Getting started with C2PA Signer
C2PA Signer helps you verify, explain and test-sign C2PA Content Credentials locally. Use these guides to inspect files, scan visible page media, create test certificates and understand trust status.
Verification and signing workflows are designed to run in the browser extension. Selected files and signing identities are not uploaded to a C2PA Signer backend.
Core workflows
Use the extension for file, page and signing checks
Verify a local file
Check whether a supported image, PDF or MP4 includes C2PA Content Credentials and open the full report.
- Open the C2PA Signer popup.
- Keep the Verify tab active.
- Drop a JPG, PNG, PDF or MP4 into the local verifier.
- Read the status badge and report details.
Scan media on a web page
Inspect supported visible media on the current tab and compare C2PA status badges.
- Open the page you want to inspect.
- Open the extension popup.
- Click Analyze this page.
- Open reports for media that need review.
Create a test certificate
Generate a C2PA-compatible test certificate for demos, development and internal validation.
- Switch to the Sign tab.
- Choose Generate a test certificate.
- Confirm certificate details.
- Use it only for test signing workflows.
Sign with Content Credentials
Attach C2PA Content Credentials to a supported image using a test certificate or imported signing material.
- Select a test certificate or import .p12/.pfx signing material.
- Choose the file to sign.
- Run the signing workflow.
- Download and verify the signed output.
Status logic
Read the four C2PA statuses consistently
Valid Content Credentials with a recognized certificate chain.
The signature can be valid while public trust is not recognized.
C2PA data exists, but signature or integrity validation failed.

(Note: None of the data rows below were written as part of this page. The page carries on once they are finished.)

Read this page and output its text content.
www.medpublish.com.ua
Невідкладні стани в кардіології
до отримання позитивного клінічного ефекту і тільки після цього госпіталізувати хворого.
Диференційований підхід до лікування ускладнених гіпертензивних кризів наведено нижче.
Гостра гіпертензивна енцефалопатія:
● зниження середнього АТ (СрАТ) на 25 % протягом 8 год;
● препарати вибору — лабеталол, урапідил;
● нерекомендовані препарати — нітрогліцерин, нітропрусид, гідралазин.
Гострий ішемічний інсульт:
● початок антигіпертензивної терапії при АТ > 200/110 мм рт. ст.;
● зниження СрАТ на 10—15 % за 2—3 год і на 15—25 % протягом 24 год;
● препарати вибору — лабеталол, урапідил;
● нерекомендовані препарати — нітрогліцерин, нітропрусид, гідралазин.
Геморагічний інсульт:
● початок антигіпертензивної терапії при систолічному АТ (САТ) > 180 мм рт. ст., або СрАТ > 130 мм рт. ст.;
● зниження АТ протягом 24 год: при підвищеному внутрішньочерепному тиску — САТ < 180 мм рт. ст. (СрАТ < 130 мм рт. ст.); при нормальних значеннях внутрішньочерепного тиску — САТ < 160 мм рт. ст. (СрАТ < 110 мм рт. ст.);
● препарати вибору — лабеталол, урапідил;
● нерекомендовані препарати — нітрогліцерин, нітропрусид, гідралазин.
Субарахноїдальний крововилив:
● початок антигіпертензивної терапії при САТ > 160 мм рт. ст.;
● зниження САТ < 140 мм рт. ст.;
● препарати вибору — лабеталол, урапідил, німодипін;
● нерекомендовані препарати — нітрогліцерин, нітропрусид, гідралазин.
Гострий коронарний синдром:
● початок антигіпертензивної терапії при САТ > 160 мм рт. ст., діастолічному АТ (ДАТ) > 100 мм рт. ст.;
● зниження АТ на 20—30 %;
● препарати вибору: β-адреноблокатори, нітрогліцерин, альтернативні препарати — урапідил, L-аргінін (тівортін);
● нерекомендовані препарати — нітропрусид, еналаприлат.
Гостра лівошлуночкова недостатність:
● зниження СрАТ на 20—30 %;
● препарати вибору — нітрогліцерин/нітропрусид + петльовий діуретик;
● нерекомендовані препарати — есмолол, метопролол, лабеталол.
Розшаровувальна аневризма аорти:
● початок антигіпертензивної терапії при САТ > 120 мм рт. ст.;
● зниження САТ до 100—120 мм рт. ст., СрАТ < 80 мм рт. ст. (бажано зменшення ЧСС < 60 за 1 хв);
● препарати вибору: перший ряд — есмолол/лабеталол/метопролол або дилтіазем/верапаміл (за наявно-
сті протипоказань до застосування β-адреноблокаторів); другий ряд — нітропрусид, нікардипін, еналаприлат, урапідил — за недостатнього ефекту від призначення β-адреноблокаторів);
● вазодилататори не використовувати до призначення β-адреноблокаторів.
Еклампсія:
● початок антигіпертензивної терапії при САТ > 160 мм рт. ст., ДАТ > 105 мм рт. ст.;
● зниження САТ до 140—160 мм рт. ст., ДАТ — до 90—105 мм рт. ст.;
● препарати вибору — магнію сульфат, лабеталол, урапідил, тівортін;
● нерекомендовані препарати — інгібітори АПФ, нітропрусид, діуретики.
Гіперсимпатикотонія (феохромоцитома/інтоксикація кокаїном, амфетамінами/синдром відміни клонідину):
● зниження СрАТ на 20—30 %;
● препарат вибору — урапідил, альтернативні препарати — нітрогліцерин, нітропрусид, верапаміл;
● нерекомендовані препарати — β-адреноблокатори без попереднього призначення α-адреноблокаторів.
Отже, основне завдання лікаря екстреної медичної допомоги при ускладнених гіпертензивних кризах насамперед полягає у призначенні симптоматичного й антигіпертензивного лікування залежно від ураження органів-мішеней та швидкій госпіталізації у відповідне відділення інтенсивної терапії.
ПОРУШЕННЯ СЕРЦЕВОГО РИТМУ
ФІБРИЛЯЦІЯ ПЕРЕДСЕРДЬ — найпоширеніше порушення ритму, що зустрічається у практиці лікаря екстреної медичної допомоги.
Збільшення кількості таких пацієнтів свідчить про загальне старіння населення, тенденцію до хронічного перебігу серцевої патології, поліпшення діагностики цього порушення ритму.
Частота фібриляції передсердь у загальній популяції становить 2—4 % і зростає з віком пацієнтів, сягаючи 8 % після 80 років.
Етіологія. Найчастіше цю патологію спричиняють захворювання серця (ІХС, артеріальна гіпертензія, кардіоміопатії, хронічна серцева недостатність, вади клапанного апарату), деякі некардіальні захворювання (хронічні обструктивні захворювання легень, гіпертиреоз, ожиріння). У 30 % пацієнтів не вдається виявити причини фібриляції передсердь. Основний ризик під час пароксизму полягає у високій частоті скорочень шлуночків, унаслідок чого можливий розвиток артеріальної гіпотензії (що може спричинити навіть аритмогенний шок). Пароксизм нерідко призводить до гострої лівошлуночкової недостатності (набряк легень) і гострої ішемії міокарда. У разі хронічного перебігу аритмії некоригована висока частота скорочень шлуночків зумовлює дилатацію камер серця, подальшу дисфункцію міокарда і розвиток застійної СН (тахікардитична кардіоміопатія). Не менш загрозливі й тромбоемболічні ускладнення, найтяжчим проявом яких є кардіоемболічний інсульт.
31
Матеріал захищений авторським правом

No C2PA evidence was detected. This does not mean the content is fake.
Certificates
Understand test certificates and imported signing material
Test certificates
Test certificates are useful for demos, learning and internal validation. They can show how a C2PA signing workflow behaves, but they are not public production trust.
Imported certificates
Imported signing material such as .p12 or .pfx files can support controlled workflows. Private keys should be handled carefully and should not be imported into environments you do not control.
Trust chains
How a trusted result is evaluated
The extension checks whether the manifest signature can be verified with the signing certificate.
The certificate chain is evaluated from the signing certificate toward an issuing authority.
Public trust depends on whether the chain terminates in a recognized C2PA trust source.